In a free society, individuals are able to take risks and make decisions detrimental to their own well-being—be it smoking, drinking, excessive eating or anything else—because they'll bear the ultimate costs of their decisions. But when government assumes a greater role in the health care system, suddenly there's a societal cost to individual risks. This provides an opening for those who believe in a paternalistic role for government to make their regulations seem pragmatic. Bloomberg used the "health care costs to taxpayers" argument during his previous drives to ban smoking in bars and restaurants and to outlaw the use of trans fats.

In 2010, government at all levels was responsible for 49 percent of health care spending in the United States. Once Obamacare is fully implemented, overall government spending on health care will soar, giving elected officials even greater justification to limit individuals' choices about what they eat or drink.

Already, Michelle Obama has made the war on obesity her major cause as first lady. And the health care law includes numerous food regulations. Buried on Page 1,209, for instance, Obamacare details that "the Secretary [of health and human services] shall establish by regulation standards for determining and disclosing the nutrient content for standard menu items that come in different flavors, varieties, or combinations, but which are listed as a single menu item, such as soft drinks, ice cream, pizza, doughnuts, or children's combination meals. … "
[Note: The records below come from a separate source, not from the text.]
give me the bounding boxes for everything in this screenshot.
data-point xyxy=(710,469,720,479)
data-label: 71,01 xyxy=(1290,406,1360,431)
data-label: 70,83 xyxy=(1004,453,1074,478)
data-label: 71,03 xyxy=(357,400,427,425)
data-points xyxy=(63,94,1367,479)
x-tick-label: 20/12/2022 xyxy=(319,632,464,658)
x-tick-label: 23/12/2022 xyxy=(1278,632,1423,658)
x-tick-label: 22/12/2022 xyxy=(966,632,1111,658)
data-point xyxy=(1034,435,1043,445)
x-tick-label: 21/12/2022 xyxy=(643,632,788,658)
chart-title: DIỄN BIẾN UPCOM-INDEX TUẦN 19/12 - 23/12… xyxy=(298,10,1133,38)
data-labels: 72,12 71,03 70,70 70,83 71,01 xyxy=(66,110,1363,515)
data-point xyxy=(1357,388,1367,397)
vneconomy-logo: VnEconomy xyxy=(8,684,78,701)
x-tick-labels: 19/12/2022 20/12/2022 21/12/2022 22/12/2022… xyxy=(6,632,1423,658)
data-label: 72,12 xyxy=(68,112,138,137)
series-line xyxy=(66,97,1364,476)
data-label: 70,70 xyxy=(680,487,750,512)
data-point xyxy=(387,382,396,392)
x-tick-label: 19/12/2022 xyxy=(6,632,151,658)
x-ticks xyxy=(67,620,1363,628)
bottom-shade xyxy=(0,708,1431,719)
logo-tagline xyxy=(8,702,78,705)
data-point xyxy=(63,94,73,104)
More detailed information on the contents of your kid's Happy Meal may seem harmless now, but if Obamacare goes into effect and the government becomes desperate for ways to control health care costs, it's inevitable that lawmakers will go much further. Perhaps they will mandate exercise, or require Americans to maintain a certain waist size. Sound unrealistic? In 2008, Japan, which has a government-run health care system, passed a law requiring waist sizes no greater than 33 1/2 inches for men and 35 1/2 inches for women.

The bigger the stake that government has in paying for health care, the bigger the stake it has in controlling individual behaviors and decisions that affect personal health. You can't separate public health financing from public health nannying. Public officials won't mind their own business about what you eat, drink, and otherwise put into your body as long as it's their business to pay to keep those bodies healthy.